Retaining that silk may be tempting, but be prepared to bear the brunt of a costs order if the court deems it unnecessary.

A key aspect of litigation that is often overlooked by both lawyers and clients is the overriding purpose principle, which is clearly set out in both the New South Wales and Victorian Civil Procedure Acts (The CPAs). Section 56 of the NSW CPA stipulates the ‘the just, quick and cheap resolution of the real issues in the proceedings’ as an overarching principle. Both parties and their solicitors are placed under a duty to assist the court achieve this principle under the CPAs.

Ignoring the overriding purpose principle is done at your own peril. Frustrated by the disregard shown by parties and their solicitors, the courts have increasingly showed a willingness to correct this apathy with stinging costs orders.

Now that you are aware that you not only owe this duty to the court but are likely to get more than a rap over the knuckles if you ignore it, you should follow these simple guidelines to avoid being saddled with an adverse costs order.

For Lawyers:

  • Try to resolve as many peripheral issues between parties outside the court. This means resolving interlocutory issues by a telephone call between parties and filing motions as a last resort.[1] The High Court in Expense Reduction and Analysts Group Pty Limited expressed a clear disapproval for ‘unduly technical and costly disputes about non-essential issues’.[2]
  • ‘Civility, trust and mutual respect’ are expected of solicitors and barristers, and must ‘never be abandoned at the behest of clients’.[3] If you negotiate with other parties in a reasonable manner and reach a compromise on an outcome, the court will be unlikely to award adverse costs.[4]
  • Don’t leave things till the last moment! In Aon Risk Services the Australian National University sought to amend their case in the third day of the trial.[5] The High Court didn’t take kindly to this, dismissing the proposed amendment and ordering costs against Australian National University.
  • Avoid providing unnecessary and excessive volumes of documents to the court. Justice Kunc in Tugral was particularly frustrated with the ‘practice of exhibiting … an evidentiary cornucopia from which only a few morsels are ultimately selected to be referred to in argument.’[6]

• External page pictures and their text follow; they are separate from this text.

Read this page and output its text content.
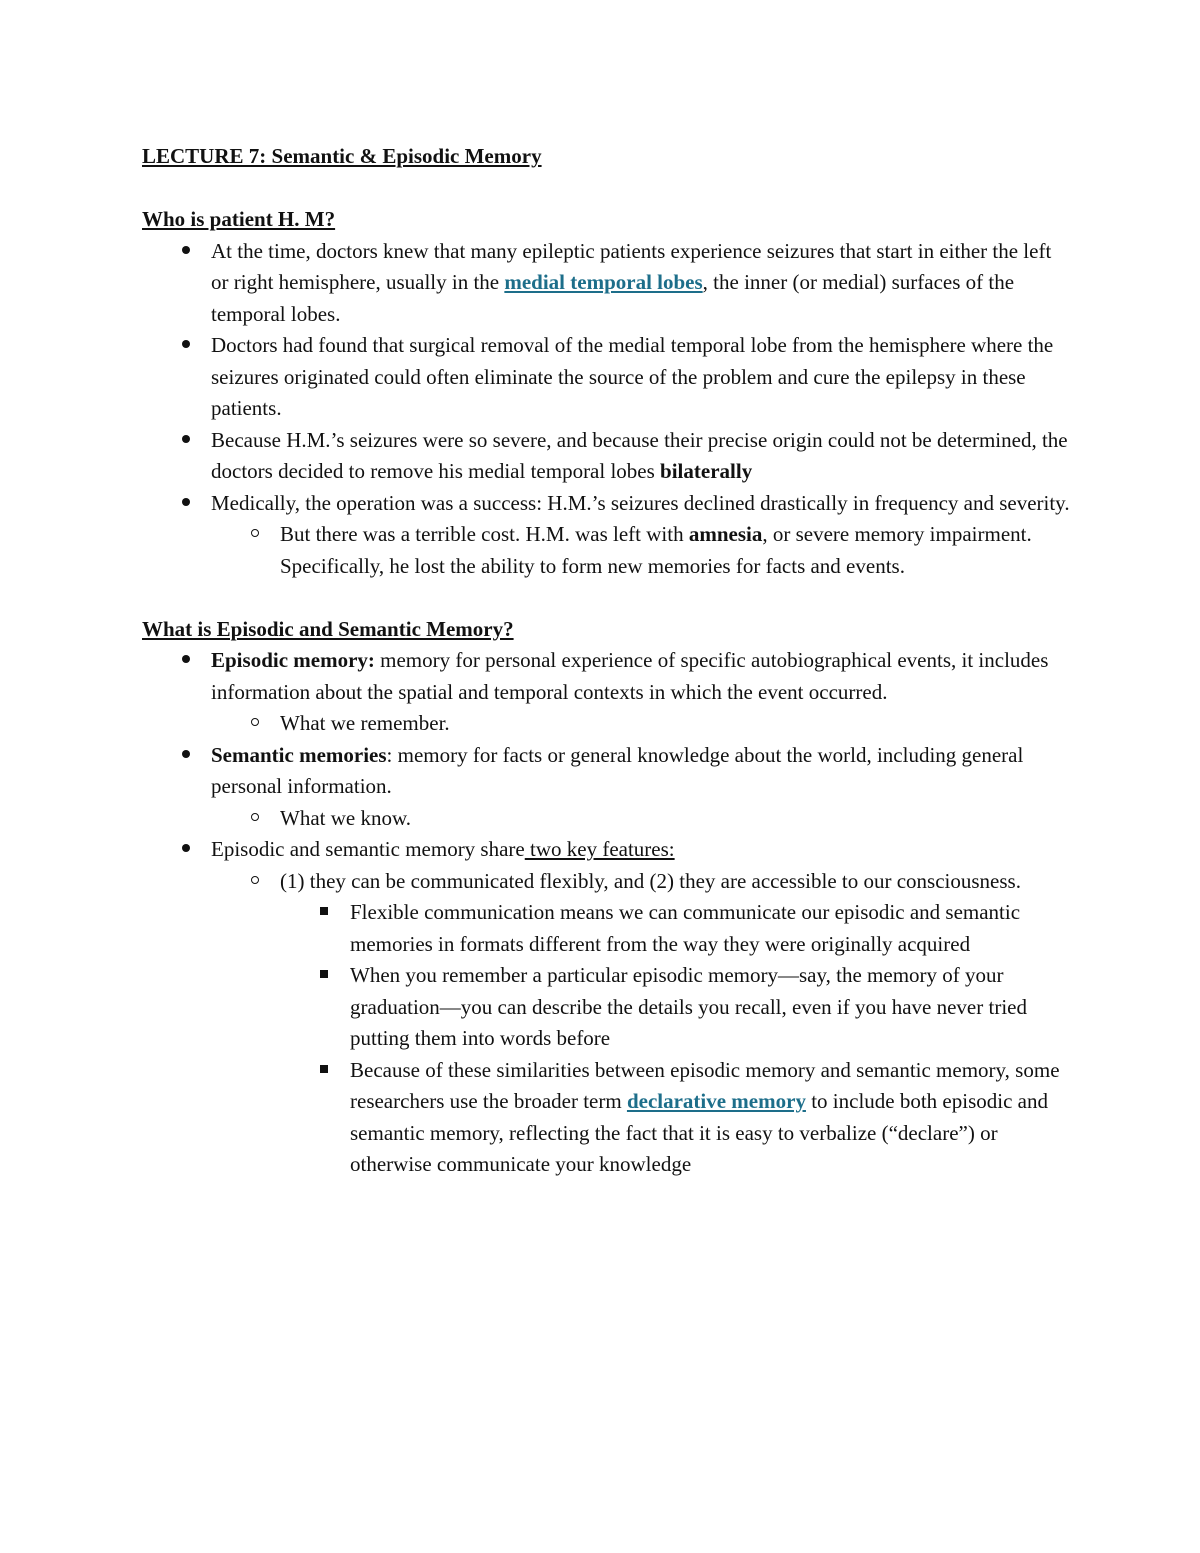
LECTURE 7: Semantic & Episodic Memory

Who is patient H. M?

At the time, doctors knew that many epileptic patients experience seizures that start in either the left or right hemisphere, usually in the medial temporal lobes, the inner (or medial) surfaces of the temporal lobes.
Doctors had found that surgical removal of the medial temporal lobe from the hemisphere where the seizures originated could often eliminate the source of the problem and cure the epilepsy in these patients.
Because H.M.’s seizures were so severe, and because their precise origin could not be determined, the doctors decided to remove his medial temporal lobes bilaterally
Medically, the operation was a success: H.M.’s seizures declined drastically in frequency and severity.
But there was a terrible cost. H.M. was left with amnesia, or severe memory impairment. Specifically, he lost the ability to form new memories for facts and events.

What is Episodic and Semantic Memory?

Episodic memory: memory for personal experience of specific autobiographical events, it includes information about the spatial and temporal contexts in which the event occurred.
What we remember.
Semantic memories: memory for facts or general knowledge about the world, including general personal information.
What we know.
Episodic and semantic memory share two key features:
(1) they can be communicated flexibly, and (2) they are accessible to our consciousness.
Flexible communication means we can communicate our episodic and semantic memories in formats different from the way they were originally acquired
When you remember a particular episodic memory—say, the memory of your graduation—you can describe the details you recall, even if you have never tried putting them into words before
Because of these similarities between episodic memory and semantic memory, some researchers use the broader term declarative memory to include both episodic and semantic memory, reflecting the fact that it is easy to verbalize (“declare”) or otherwise communicate your knowledge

Still not convinced? You should have a chat to the applicant’s solicitors in Yara Australia Pty Limited v Oswal who had to pay 50 percent of the respondent’s appeal book costs because the court decided they filed ‘excessive materials’.[7]

For Clients:

  • While you might not always understand the specifics of what your lawyer is doing in your proceedings, ask them to justify the particular course of action taken and remind them of the overriding purpose principle.
  • Don’t be frustrated if your solicitor explains that they can’t act on your instructions because of their overriding duty. Yara Australia Pty Ltd & Ors v Oswal made it clear that a solicitor’s obligation to the court takes precedence over a client’s instructions when they are in conflict.[8]
  • Beware of engaging in ‘overrepresentation’. You have a right to representation to the level and extent that is necessary for the proceeding and nothing more. That shiny silk might seem like the answer but you will be on the hook for their shiny fees if the court decides they amount to overrepresentation.[9]

The reality is that the overriding purpose principle isn’t going away anytime soon so we suggest you play by the rules and assist the courts by acting reasonably and making sure you do everything you can to keep proceedings as ‘quick and cheap’ as possible.